For Westwood that was a second harsh tutorial from one of the great players. When Tiger Woods made his dramatic entrance to the professional game in 1997 at Augusta, Gary Player compared his application to that of the British contenders, Westwood and Darren Clarke. "If I was controlling their careers," said Player, "they would be in the gym every day."
It is a long-ago lesson, truly absorbed, Westwood suggests as he strives for the fulfilment that Harrington insists is still within his powers when he says: "The good news for Lee is that he is a great player still going forward. I believe he is going to win a major and when he does it will make it easier for him to win three or four. It's all about winning the first."
Also required, of course, is the holding of the nerve in those moments of killing truth that stand, chasm-like, between the winners and the losers. So far, they have been consistently cruel to the golfer who has fought so hard to make the breakthrough that would change his life. Win or lose these next few days, however, it will no doubt remain a position of considerable honour.

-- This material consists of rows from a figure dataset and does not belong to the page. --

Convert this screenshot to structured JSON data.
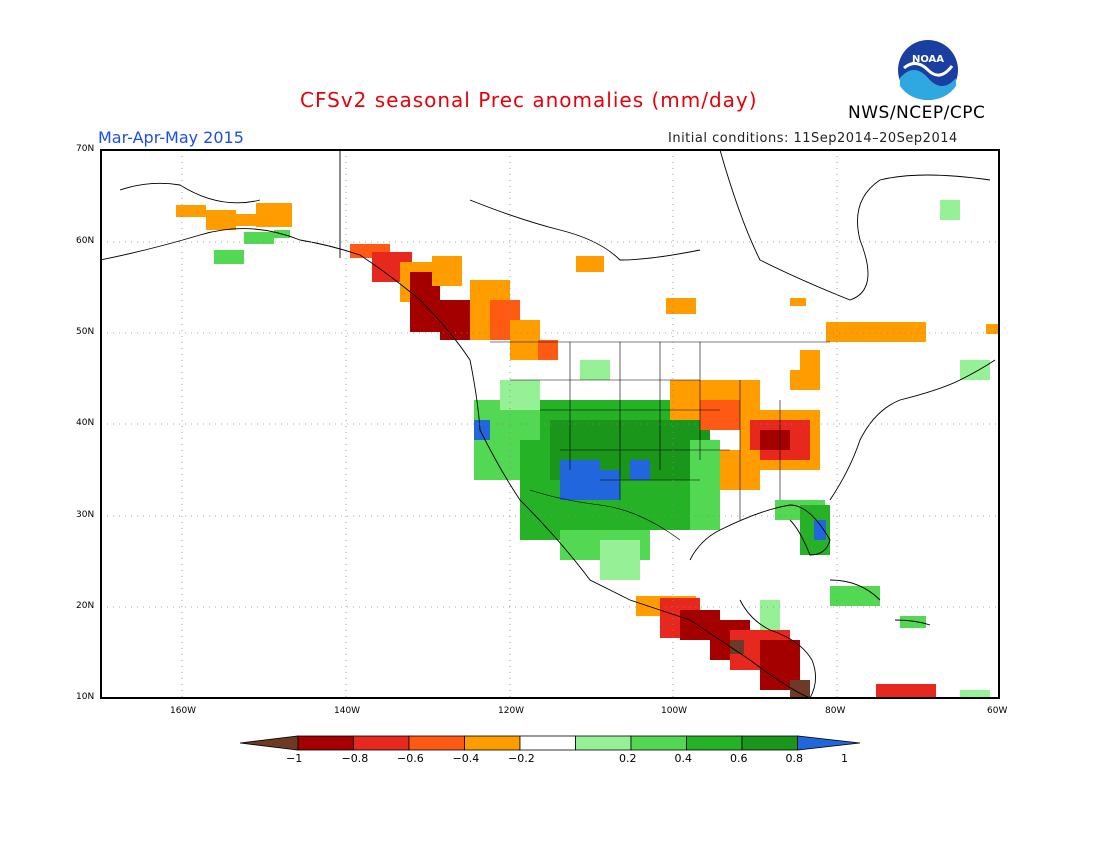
{
  "header": {
    "title": "CFSv2 seasonal Prec anomalies (mm/day)",
    "org": "NWS/NCEP/CPC",
    "season": "Mar-Apr-May 2015",
    "initial_conditions": "Initial conditions: 11Sep2014–20Sep2014",
    "logo_text": "NOAA"
  },
  "map": {
    "lat_labels": [
      "70N",
      "60N",
      "50N",
      "40N",
      "30N",
      "20N",
      "10N"
    ],
    "lon_labels": [
      "160W",
      "140W",
      "120W",
      "100W",
      "80W",
      "60W"
    ],
    "anomaly_regions": [
      {
        "name": "Alaska south coast",
        "category": "-0.4"
      },
      {
        "name": "Pacific Northwest coast",
        "category": "-0.8"
      },
      {
        "name": "Southwest US",
        "category": "0.6"
      },
      {
        "name": "Great Plains",
        "category": "0.8"
      },
      {
        "name": "Ohio Valley",
        "category": "-0.6"
      },
      {
        "name": "Florida",
        "category": "0.8"
      },
      {
        "name": "Southern Mexico",
        "category": "-0.8"
      },
      {
        "name": "Caribbean",
        "category": "0.6"
      }
    ]
  },
  "colorbar": {
    "labels": [
      "−1",
      "−0.8",
      "−0.6",
      "−0.4",
      "−0.2",
      "0.2",
      "0.4",
      "0.6",
      "0.8",
      "1"
    ],
    "colors": [
      "#6e3a26",
      "#a40000",
      "#e6281e",
      "#ff5a14",
      "#ff9c00",
      "#ffffff",
      "#96f096",
      "#52d852",
      "#26b226",
      "#1a961a",
      "#2266dd"
    ]
  }
}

Twitter turns into home of stray comment for footballers
If the eyes are the windows of the soul, what is a Twitter account in the hands of some of our leading footballers?
Increasingly, it is a self-harming device from which most of them, including the leader of the field, Rio Ferdinand, should be protected.
Ashley Cole, the object of Ferdinand's apparent agreement with the tweeted proposition that the Chelsea and England player is a choc-ice (or to give the racial slur its commonly understood application: brown outside, white inside) has been at considerable pains to soften the dispute which has come in the wake of his role as a witness in the John Terry case.
According to Cole's lawyer, his client still considers himself a friend of Ferdinand. He also "appreciates that tweeting is so quick it often results in off-hand and stray comments."
Off-hand and stray, did he say? It is one way of describing a Himalayan range of banality to which Ferdinand's latest contribution, if you just possibly missed it, was "I hear you fella! Choc ice is classic. Hahahahahaha!!"
In this case the alleged "choc-ice" responded, somewhat reluctantly, we are told, to give evidence in a court of the land. This is a place which has certain requirements, not the least of which is an understanding of the meaning of words.
Khan-Garcia fight pales in shadow of 1985 spectacular
In the spring of 1985, Marvin Hagler and Tommy Hearns, two of the greatest fighters of all time, went at each other in Las Vegas for slightly less than three rounds. It was the most staggering action ringsiders had ever seen, one of them, the fine novelist and fight aficionado Budd Schulberg, announcing, "I never expected to see anything so intense outside of war."
That ferocious desert night came to mind yesterday when it was reported that some American television hype specialists had compared what happened then with the fourth round of the weekend collision between Amir Khan and Danny Garcia.
This, in turn, brought back the conclusion by many in Kiev the other night that in the Spanish winners of the European Championship we had seen, beyond any argument, the greatest team in the history of football.
It is of course right that we celebrate the best of today. However, there is never a time when sacrilege is not a grievous offence.